It was Boethius, the fifth century philosopher, that set Hungarian researchers on the trail of the Sárospatak collection. His work, The Consolations of Philosophy, was first printed in Nuremberg in 1473. A copy of this edition was the greatest treasure of the Sárospatak Reformed College until the end of WWII. In 1993, Hungarian researchers found a reference to the work in question in a Russian study, in which it was stated that the book was to be found in the library of Nizhny Novgorod. Decades-long Russian attempts to conceal the fact were in vain. It took another five years for full catalogue to be compiled.
The library was founded in 1531 and and enriched with a legacy of several thousand volumes from György Rákóczi I, the prince of Transylvania, and his wife Zsuzsanna Lorántffy in the 17th century, making it the most valuable Hungarian book collection. In 1938, 1373 books from the library's hundred-thousand-volume collection were selected to be taken to Budapest. Most of these ended up in the safe of the Pest Domestic First Savings Bank. Some of the most valuable works ended up in the vaults of the Pest Hungarian Commercial Bank.
The school's first roll, a Polish Bible from the beginning of the 15th century, and a collection of 50 gold coins were also stored there. The school roll was found dumped on a rubbish heap after the war. There is no trace of the Bible and the coins.
The 172 volumes were chosen for more secure storage because they had belonged to historical figures, and often had handwritten marginalia, according to Dénes Dienes, librarian of the Sárospatak Reformed College. Notes written by Rákóczi and his wife can be found in some of the volumes. Librarians of today do not know why only 22 of the collection's 26 incunabula (volumes printed before 1500) were taken to Budapest.
The librarians of the day could not have known that the four incunabula that stayed behind in Sárospatak would survive the war.
According to legend, Yegorov, the Soviet commander who took the city, had the books placed in safekeeping. The librarian today does not believe this happened, but it is true that Yegorov visited the library, paid his respects to the books, and that nothing happened to the books thereafter. Sárospatak continues to honour the commander, however: his portrait hangs in the college next to those of the library's other benefactors.
With the help of Soviet colleagues, the Hungarian researchers had come up with a catalogue of the Sárospatak books by 1998. This was when negotiations started over their return. Russian regulations made this a slow process. Russia regarded the works as legitimate war spoils. In 1997, the Duma passed a law saying that works that had arrived in the territory of the Russian Federation "as a consequence" of the Second World War could not be returned. This position had changed by 2000.

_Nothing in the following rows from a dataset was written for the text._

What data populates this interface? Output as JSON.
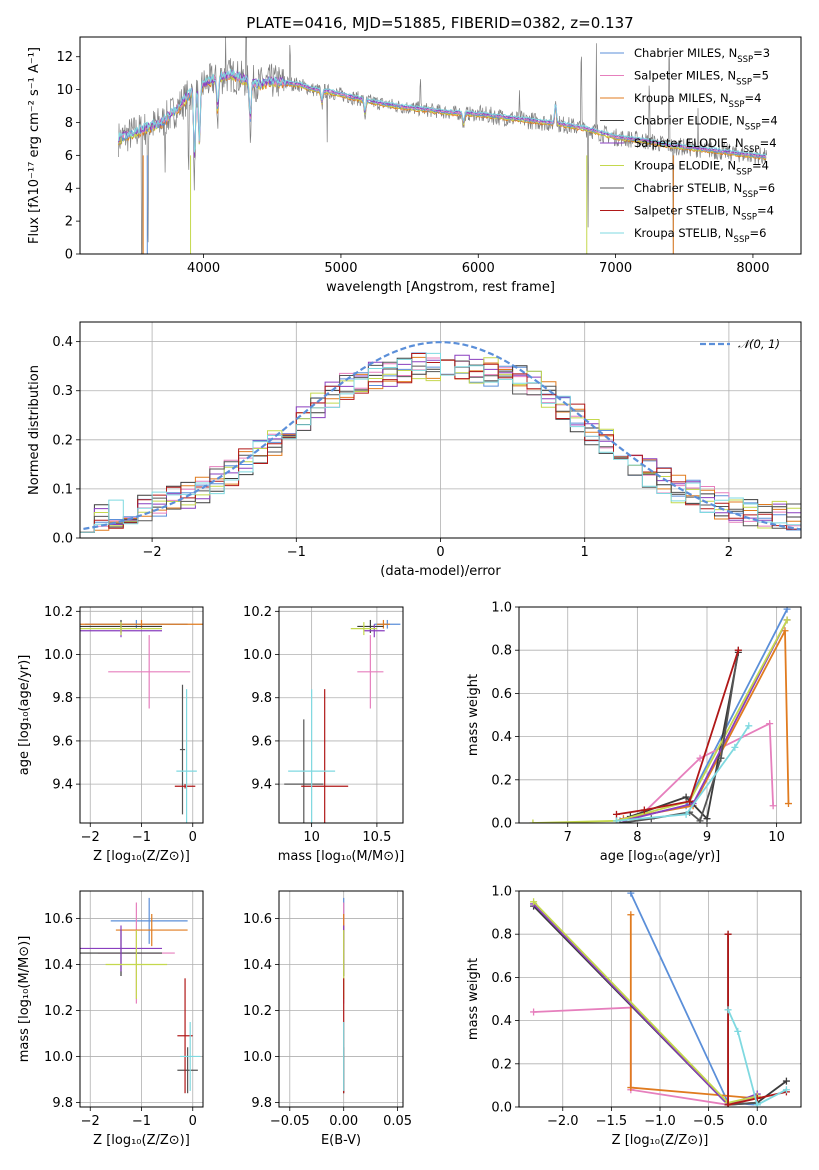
{
  "colors": {
    "c1": "#5b8fd9",
    "c2": "#e67fbd",
    "c3": "#e07b1f",
    "c4": "#3b3b3b",
    "c5": "#8a3fbf",
    "c6": "#c4d84d",
    "c7": "#555555",
    "c8": "#b01818",
    "c9": "#7fd9e0",
    "spec_grey": "#808080",
    "grid": "#b0b0b0"
  },
  "chart_data": [
    {
      "id": "spectrum",
      "type": "line",
      "title": "PLATE=0416, MJD=51885, FIBERID=0382, z=0.137",
      "xlabel": "wavelength [Angstrom, rest frame]",
      "ylabel": "Flux [fλ10⁻¹⁷ erg cm⁻² s⁻¹ A⁻¹]",
      "xlim": [
        3100,
        8350
      ],
      "ylim": [
        0,
        13.2
      ],
      "xticks": [
        4000,
        5000,
        6000,
        7000,
        8000
      ],
      "yticks": [
        0,
        2,
        4,
        6,
        8,
        10,
        12
      ],
      "grid": false,
      "legend_position": "upper right",
      "legend": [
        {
          "label": "Chabrier MILES, N",
          "sub": "SSP",
          "suffix": "=3",
          "color": "c1"
        },
        {
          "label": "Salpeter MILES, N",
          "sub": "SSP",
          "suffix": "=5",
          "color": "c2"
        },
        {
          "label": "Kroupa MILES, N",
          "sub": "SSP",
          "suffix": "=4",
          "color": "c3"
        },
        {
          "label": "Chabrier ELODIE, N",
          "sub": "SSP",
          "suffix": "=4",
          "color": "c4"
        },
        {
          "label": "Salpeter ELODIE, N",
          "sub": "SSP",
          "suffix": "=4",
          "color": "c5"
        },
        {
          "label": "Kroupa ELODIE, N",
          "sub": "SSP",
          "suffix": "=4",
          "color": "c6"
        },
        {
          "label": "Chabrier STELIB, N",
          "sub": "SSP",
          "suffix": "=6",
          "color": "c7"
        },
        {
          "label": "Salpeter STELIB, N",
          "sub": "SSP",
          "suffix": "=4",
          "color": "c8"
        },
        {
          "label": "Kroupa STELIB, N",
          "sub": "SSP",
          "suffix": "=6",
          "color": "c9"
        }
      ],
      "continuum_x": [
        3380,
        3500,
        3600,
        3700,
        3800,
        3900,
        4000,
        4100,
        4200,
        4300,
        4400,
        4500,
        4600,
        4700,
        4800,
        4900,
        5000,
        5200,
        5400,
        5600,
        5800,
        6000,
        6200,
        6400,
        6600,
        6800,
        7000,
        7200,
        7400,
        7600,
        7800,
        8000,
        8100
      ],
      "continuum_y": [
        7.0,
        7.4,
        7.7,
        8.0,
        8.8,
        9.7,
        10.3,
        10.7,
        10.9,
        10.6,
        10.3,
        10.5,
        10.4,
        10.3,
        10.0,
        9.9,
        9.7,
        9.3,
        9.0,
        8.8,
        8.6,
        8.5,
        8.3,
        8.1,
        7.9,
        7.6,
        7.1,
        6.9,
        6.6,
        6.4,
        6.2,
        6.0,
        5.9
      ]
    },
    {
      "id": "residuals",
      "type": "histogram",
      "xlabel": "(data-model)/error",
      "ylabel": "Normed distribution",
      "xlim": [
        -2.5,
        2.5
      ],
      "ylim": [
        0,
        0.44
      ],
      "xticks": [
        -2,
        -1,
        0,
        1,
        2
      ],
      "yticks": [
        0.0,
        0.1,
        0.2,
        0.3,
        0.4
      ],
      "grid": true,
      "legend_label": "𝒩(0, 1)",
      "legend_position": "upper right",
      "bin_width": 0.1
    },
    {
      "id": "age_vs_Z",
      "type": "errorbar",
      "xlabel": "Z [log₁₀(Z/Z⊙)]",
      "ylabel": "age  [log₁₀(age/yr)]",
      "xlim": [
        -2.2,
        0.2
      ],
      "ylim": [
        9.22,
        10.22
      ],
      "xticks": [
        -2,
        -1,
        0
      ],
      "yticks": [
        9.4,
        9.6,
        9.8,
        10.0,
        10.2
      ],
      "grid": true,
      "points": [
        {
          "color": "c1",
          "x": -1.1,
          "xerr": 1.0,
          "y": 10.14,
          "yerr": 0.02
        },
        {
          "color": "c2",
          "x": -0.85,
          "xerr": 0.8,
          "y": 9.92,
          "yerr": 0.17
        },
        {
          "color": "c3",
          "x": -1.0,
          "xerr": 1.2,
          "y": 10.14,
          "yerr": 0.02
        },
        {
          "color": "c4",
          "x": -1.4,
          "xerr": 0.8,
          "y": 10.13,
          "yerr": 0.03
        },
        {
          "color": "c5",
          "x": -1.4,
          "xerr": 0.8,
          "y": 10.11,
          "yerr": 0.03
        },
        {
          "color": "c6",
          "x": -1.4,
          "xerr": 0.8,
          "y": 10.12,
          "yerr": 0.03
        },
        {
          "color": "c7",
          "x": -0.2,
          "xerr": 0.05,
          "y": 9.56,
          "yerr": 0.3
        },
        {
          "color": "c8",
          "x": -0.15,
          "xerr": 0.2,
          "y": 9.39,
          "yerr": 0.01
        },
        {
          "color": "c9",
          "x": -0.12,
          "xerr": 0.2,
          "y": 9.46,
          "yerr": 0.38
        }
      ]
    },
    {
      "id": "age_vs_mass",
      "type": "errorbar",
      "xlabel": "mass [log₁₀(M/M⊙)]",
      "ylabel": "",
      "xlim": [
        9.75,
        10.7
      ],
      "ylim": [
        9.22,
        10.22
      ],
      "xticks": [
        10.0,
        10.5
      ],
      "yticks": [
        9.4,
        9.6,
        9.8,
        10.0,
        10.2
      ],
      "grid": true,
      "points": [
        {
          "color": "c1",
          "x": 10.58,
          "xerr": 0.1,
          "y": 10.14,
          "yerr": 0.02
        },
        {
          "color": "c2",
          "x": 10.45,
          "xerr": 0.1,
          "y": 9.92,
          "yerr": 0.17
        },
        {
          "color": "c3",
          "x": 10.55,
          "xerr": 0.05,
          "y": 10.14,
          "yerr": 0.02
        },
        {
          "color": "c4",
          "x": 10.45,
          "xerr": 0.1,
          "y": 10.13,
          "yerr": 0.03
        },
        {
          "color": "c5",
          "x": 10.48,
          "xerr": 0.08,
          "y": 10.11,
          "yerr": 0.03
        },
        {
          "color": "c6",
          "x": 10.4,
          "xerr": 0.1,
          "y": 10.12,
          "yerr": 0.03
        },
        {
          "color": "c7",
          "x": 9.94,
          "xerr": 0.15,
          "y": 9.4,
          "yerr": 0.3
        },
        {
          "color": "c8",
          "x": 10.1,
          "xerr": 0.18,
          "y": 9.39,
          "yerr": 0.45
        },
        {
          "color": "c9",
          "x": 10.0,
          "xerr": 0.18,
          "y": 9.46,
          "yerr": 0.38
        }
      ]
    },
    {
      "id": "weight_vs_age",
      "type": "line",
      "xlabel": "age  [log₁₀(age/yr)]",
      "ylabel": "mass weight",
      "xlim": [
        6.3,
        10.35
      ],
      "ylim": [
        0,
        1.0
      ],
      "xticks": [
        7,
        8,
        9,
        10
      ],
      "yticks": [
        0.0,
        0.2,
        0.4,
        0.6,
        0.8,
        1.0
      ],
      "grid": true,
      "series": [
        {
          "color": "c1",
          "x": [
            7.75,
            8.7,
            10.15
          ],
          "y": [
            0.01,
            0.08,
            0.99
          ]
        },
        {
          "color": "c2",
          "x": [
            7.7,
            8.1,
            8.9,
            9.9,
            9.95
          ],
          "y": [
            0.01,
            0.05,
            0.3,
            0.46,
            0.08
          ]
        },
        {
          "color": "c3",
          "x": [
            7.8,
            8.8,
            10.12,
            10.17
          ],
          "y": [
            0.02,
            0.08,
            0.89,
            0.09
          ]
        },
        {
          "color": "c4",
          "x": [
            7.9,
            8.7,
            9.0,
            9.45
          ],
          "y": [
            0.03,
            0.12,
            0.02,
            0.79
          ]
        },
        {
          "color": "c5",
          "x": [
            7.8,
            8.8,
            10.15
          ],
          "y": [
            0.01,
            0.09,
            0.94
          ]
        },
        {
          "color": "c6",
          "x": [
            6.5,
            7.7,
            8.75,
            10.15
          ],
          "y": [
            0.0,
            0.01,
            0.1,
            0.94
          ]
        },
        {
          "color": "c7",
          "x": [
            7.75,
            8.2,
            8.75,
            8.9,
            9.2,
            9.45
          ],
          "y": [
            0.0,
            0.02,
            0.05,
            0.01,
            0.3,
            0.8
          ]
        },
        {
          "color": "c8",
          "x": [
            7.7,
            8.1,
            8.75,
            9.45
          ],
          "y": [
            0.04,
            0.06,
            0.1,
            0.8
          ]
        },
        {
          "color": "c9",
          "x": [
            7.7,
            8.7,
            9.4,
            9.6
          ],
          "y": [
            0.01,
            0.04,
            0.35,
            0.45
          ]
        }
      ]
    },
    {
      "id": "mass_vs_Z",
      "type": "errorbar",
      "xlabel": "Z [log₁₀(Z/Z⊙)]",
      "ylabel": "mass [log₁₀(M/M⊙)]",
      "xlim": [
        -2.2,
        0.2
      ],
      "ylim": [
        9.78,
        10.72
      ],
      "xticks": [
        -2,
        -1,
        0
      ],
      "yticks": [
        9.8,
        10.0,
        10.2,
        10.4,
        10.6
      ],
      "grid": true,
      "points": [
        {
          "color": "c1",
          "x": -0.85,
          "xerr": 0.75,
          "y": 10.59,
          "yerr": 0.1
        },
        {
          "color": "c2",
          "x": -1.1,
          "xerr": 0.75,
          "y": 10.45,
          "yerr": 0.22
        },
        {
          "color": "c3",
          "x": -0.8,
          "xerr": 0.7,
          "y": 10.55,
          "yerr": 0.07
        },
        {
          "color": "c4",
          "x": -1.4,
          "xerr": 0.8,
          "y": 10.45,
          "yerr": 0.1
        },
        {
          "color": "c5",
          "x": -1.4,
          "xerr": 0.8,
          "y": 10.47,
          "yerr": 0.1
        },
        {
          "color": "c6",
          "x": -1.1,
          "xerr": 0.6,
          "y": 10.4,
          "yerr": 0.15
        },
        {
          "color": "c7",
          "x": -0.1,
          "xerr": 0.2,
          "y": 9.94,
          "yerr": 0.1
        },
        {
          "color": "c8",
          "x": -0.15,
          "xerr": 0.15,
          "y": 10.09,
          "yerr": 0.25
        },
        {
          "color": "c9",
          "x": -0.05,
          "xerr": 0.2,
          "y": 10.0,
          "yerr": 0.15
        }
      ]
    },
    {
      "id": "mass_vs_ebv",
      "type": "errorbar",
      "xlabel": "E(B-V)",
      "ylabel": "",
      "xlim": [
        -0.06,
        0.055
      ],
      "ylim": [
        9.78,
        10.72
      ],
      "xticks": [
        -0.05,
        0.0,
        0.05
      ],
      "yticks": [
        9.8,
        10.0,
        10.2,
        10.4,
        10.6
      ],
      "grid": true,
      "points": [
        {
          "color": "c1",
          "x": 0.0,
          "xerr": 0.0,
          "y": 10.59,
          "yerr": 0.1
        },
        {
          "color": "c2",
          "x": 0.0,
          "xerr": 0.0,
          "y": 10.45,
          "yerr": 0.22
        },
        {
          "color": "c3",
          "x": 0.0,
          "xerr": 0.0,
          "y": 10.55,
          "yerr": 0.07
        },
        {
          "color": "c4",
          "x": 0.0,
          "xerr": 0.0,
          "y": 10.45,
          "yerr": 0.1
        },
        {
          "color": "c5",
          "x": 0.0,
          "xerr": 0.0,
          "y": 10.47,
          "yerr": 0.1
        },
        {
          "color": "c6",
          "x": 0.0,
          "xerr": 0.0,
          "y": 10.4,
          "yerr": 0.15
        },
        {
          "color": "c7",
          "x": 0.0,
          "xerr": 0.0,
          "y": 9.94,
          "yerr": 0.1
        },
        {
          "color": "c8",
          "x": 0.0,
          "xerr": 0.0,
          "y": 10.09,
          "yerr": 0.25
        },
        {
          "color": "c9",
          "x": 0.0,
          "xerr": 0.0,
          "y": 10.0,
          "yerr": 0.15
        }
      ]
    },
    {
      "id": "weight_vs_Z",
      "type": "line",
      "xlabel": "Z [log₁₀(Z/Z⊙)]",
      "ylabel": "mass weight",
      "xlim": [
        -2.45,
        0.45
      ],
      "ylim": [
        0,
        1.0
      ],
      "xticks": [
        -2.0,
        -1.5,
        -1.0,
        -0.5,
        0.0
      ],
      "yticks": [
        0.0,
        0.2,
        0.4,
        0.6,
        0.8,
        1.0
      ],
      "grid": true,
      "series": [
        {
          "color": "c1",
          "x": [
            -1.3,
            -0.3,
            0.0
          ],
          "y": [
            0.99,
            0.02,
            0.01
          ]
        },
        {
          "color": "c2",
          "x": [
            -2.3,
            -1.3,
            -1.3,
            -0.3,
            0.0
          ],
          "y": [
            0.44,
            0.46,
            0.08,
            0.01,
            0.05
          ]
        },
        {
          "color": "c3",
          "x": [
            -1.3,
            -1.3,
            0.0,
            0.0
          ],
          "y": [
            0.89,
            0.09,
            0.04,
            0.02
          ]
        },
        {
          "color": "c4",
          "x": [
            -2.3,
            -0.3,
            0.0,
            0.3
          ],
          "y": [
            0.93,
            0.01,
            0.02,
            0.12
          ]
        },
        {
          "color": "c5",
          "x": [
            -2.3,
            -0.3,
            0.0
          ],
          "y": [
            0.94,
            0.01,
            0.06
          ]
        },
        {
          "color": "c6",
          "x": [
            -2.3,
            -0.3,
            0.0
          ],
          "y": [
            0.95,
            0.02,
            0.05
          ]
        },
        {
          "color": "c7",
          "x": [
            -0.3,
            -0.3,
            0.0
          ],
          "y": [
            0.8,
            0.01,
            0.02
          ]
        },
        {
          "color": "c8",
          "x": [
            -0.3,
            -0.3,
            0.0,
            0.3
          ],
          "y": [
            0.8,
            0.01,
            0.04,
            0.07
          ]
        },
        {
          "color": "c9",
          "x": [
            -0.3,
            -0.2,
            0.0,
            0.3
          ],
          "y": [
            0.45,
            0.35,
            0.01,
            0.08
          ]
        }
      ]
    }
  ]
}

The new regulation stated that religious and charitable organisations that "did not serve Facsism" and victims of Nazism could recover their property. Hungarians immediately made an application. When they met in February 2005, Putin and Gyurcsány reached an agreement that the books could be returned so long as a law was passed in Hungary guaranteeing the return of Russian treasures that had illegally ended up in Hungary during the war.